Шинкует снова, ножиком стучит:
– В зелёной тумбочке, на нижней полке, слушаешь-то чем? што бох молитву, прости мне осподи мои…
И он в зелёной тумбочке из папиной коробки взял кольцо и, вместе с маминым в кулак зажав, за дальнюю калитку зашагал.
– Что будет?
– Сам не знаю, брат, ты просто поливать не забывай и жди.
* * *До полдника с обеда – мёртвый час. Она верандой на диване «Сад и огород» – четвёртый номер, прошлый год – листает или спит. Храпит и носом угол занавески шевелит. На занавеске давленая муха, на блюдце корочка в жиру, оса в окно через стекло стучит. В кармане крошки юбилейного печенья, овсяного надкусанный кусок и странник-муравей, кремень с канала, спички, чёрная резинка. У Василевских тихо так, что слышно, как читает Сашка в гамаке. Добжанский кот исчез; за бабочкой погнавшись, Шарик растворился в солнечном пятне; за волнорезом тень качает сонная вода.

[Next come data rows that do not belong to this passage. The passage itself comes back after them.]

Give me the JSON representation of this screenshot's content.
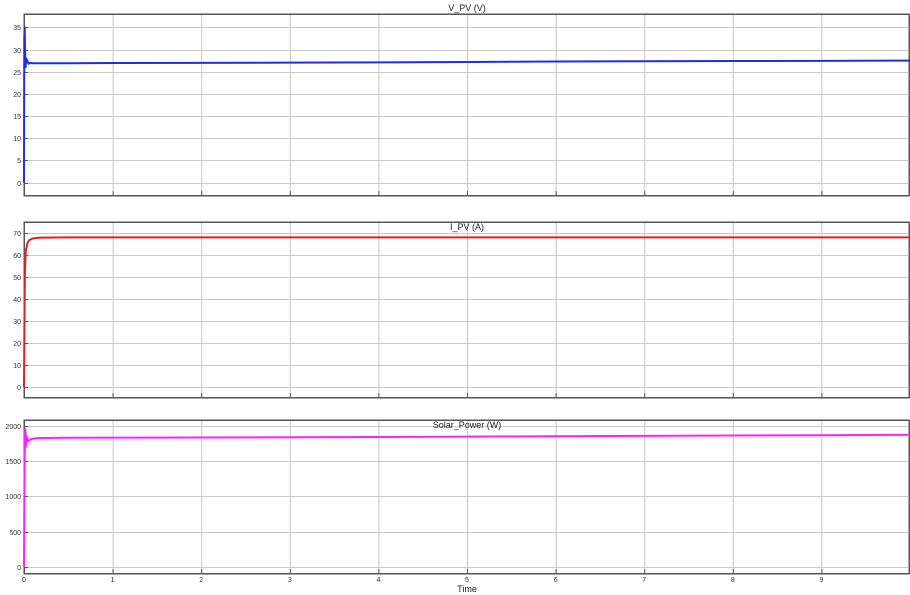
{
  "chart_data": [
    {
      "type": "line",
      "title": "V_PV (V)",
      "ylabel": "",
      "xlabel": "",
      "xlim": [
        0,
        10
      ],
      "ylim": [
        -3,
        38
      ],
      "yticks": [
        0,
        5,
        10,
        15,
        20,
        25,
        30,
        35
      ],
      "xticks": [
        0,
        1,
        2,
        3,
        4,
        5,
        6,
        7,
        8,
        9
      ],
      "grid": true,
      "color": "#1f2ee0",
      "series": [
        {
          "x": [
            0,
            0.003,
            0.008,
            0.012,
            0.018,
            0.025,
            0.035,
            0.05,
            0.07,
            0.1,
            0.2,
            0.5,
            1,
            2,
            3,
            4,
            5,
            6,
            7,
            8,
            9,
            10
          ],
          "values": [
            0,
            33,
            35,
            30,
            26,
            28,
            27.6,
            26.8,
            27,
            26.9,
            26.9,
            26.9,
            26.95,
            27.0,
            27.05,
            27.1,
            27.2,
            27.3,
            27.35,
            27.4,
            27.45,
            27.5
          ]
        }
      ]
    },
    {
      "type": "line",
      "title": "I_PV (A)",
      "ylabel": "",
      "xlabel": "",
      "xlim": [
        0,
        10
      ],
      "ylim": [
        -5,
        75
      ],
      "yticks": [
        0,
        10,
        20,
        30,
        40,
        50,
        60,
        70
      ],
      "xticks": [
        0,
        1,
        2,
        3,
        4,
        5,
        6,
        7,
        8,
        9
      ],
      "grid": true,
      "color": "#e02020",
      "series": [
        {
          "x": [
            0,
            0.005,
            0.01,
            0.02,
            0.04,
            0.06,
            0.1,
            0.15,
            0.2,
            0.5,
            1,
            2,
            3,
            4,
            5,
            6,
            7,
            8,
            9,
            10
          ],
          "values": [
            0,
            30,
            52,
            62,
            65.5,
            66.8,
            67.5,
            67.8,
            67.9,
            68,
            68,
            68,
            68,
            68,
            68,
            68,
            68,
            68,
            68,
            68
          ]
        }
      ]
    },
    {
      "type": "line",
      "title": "Solar_Power (W)",
      "ylabel": "",
      "xlabel": "Time",
      "xlim": [
        0,
        10
      ],
      "ylim": [
        -100,
        2080
      ],
      "yticks": [
        0,
        500,
        1000,
        1500,
        2000
      ],
      "xticks": [
        0,
        1,
        2,
        3,
        4,
        5,
        6,
        7,
        8,
        9
      ],
      "grid": true,
      "color": "#ff20ff",
      "series": [
        {
          "x": [
            0,
            0.004,
            0.01,
            0.015,
            0.02,
            0.03,
            0.05,
            0.08,
            0.12,
            0.2,
            0.5,
            1,
            2,
            3,
            4,
            5,
            6,
            7,
            8,
            9,
            10
          ],
          "values": [
            0,
            1000,
            1900,
            1950,
            1700,
            1850,
            1780,
            1810,
            1820,
            1825,
            1828,
            1830,
            1833,
            1836,
            1840,
            1845,
            1850,
            1855,
            1860,
            1865,
            1870
          ]
        }
      ]
    }
  ]
}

По дачным линиям чертополох, бурьян, полынь, рябина, во рту «кис-кис», на зуб прилипнув, тает. Тоска. И будит сон прикосновенье острое крапивы, когда сидишь в кустах и ждёшь, чтоб курицу пугнуть, коленку чешешь. Чешешь и зеваешь, зелёный клоп-вонючка веточкой малиновой ползёт. Бывает, съешь малину – он внутри, идёшь плюёшь потом, плюёшь, хоть выплюни язык, она увидит, усмехнётся, спросит:
– Клопь, Петрушка? то только клопь, а жизь-то будеть посладчей.
Из рукомойника лениво стечёт по язычку и капнет раз на час, день тянет время. Из ржавой стяжки крана сочится в зáболоть нейтральной полосы вода, и через час ещё раз – кап. Выходит на террасу тётя Люба, тарелки мыть к трубе идёт, тарелки звякают послеобеденным позвоном, покойник спит, она уже в саду, и в доме тихо, как в гробу.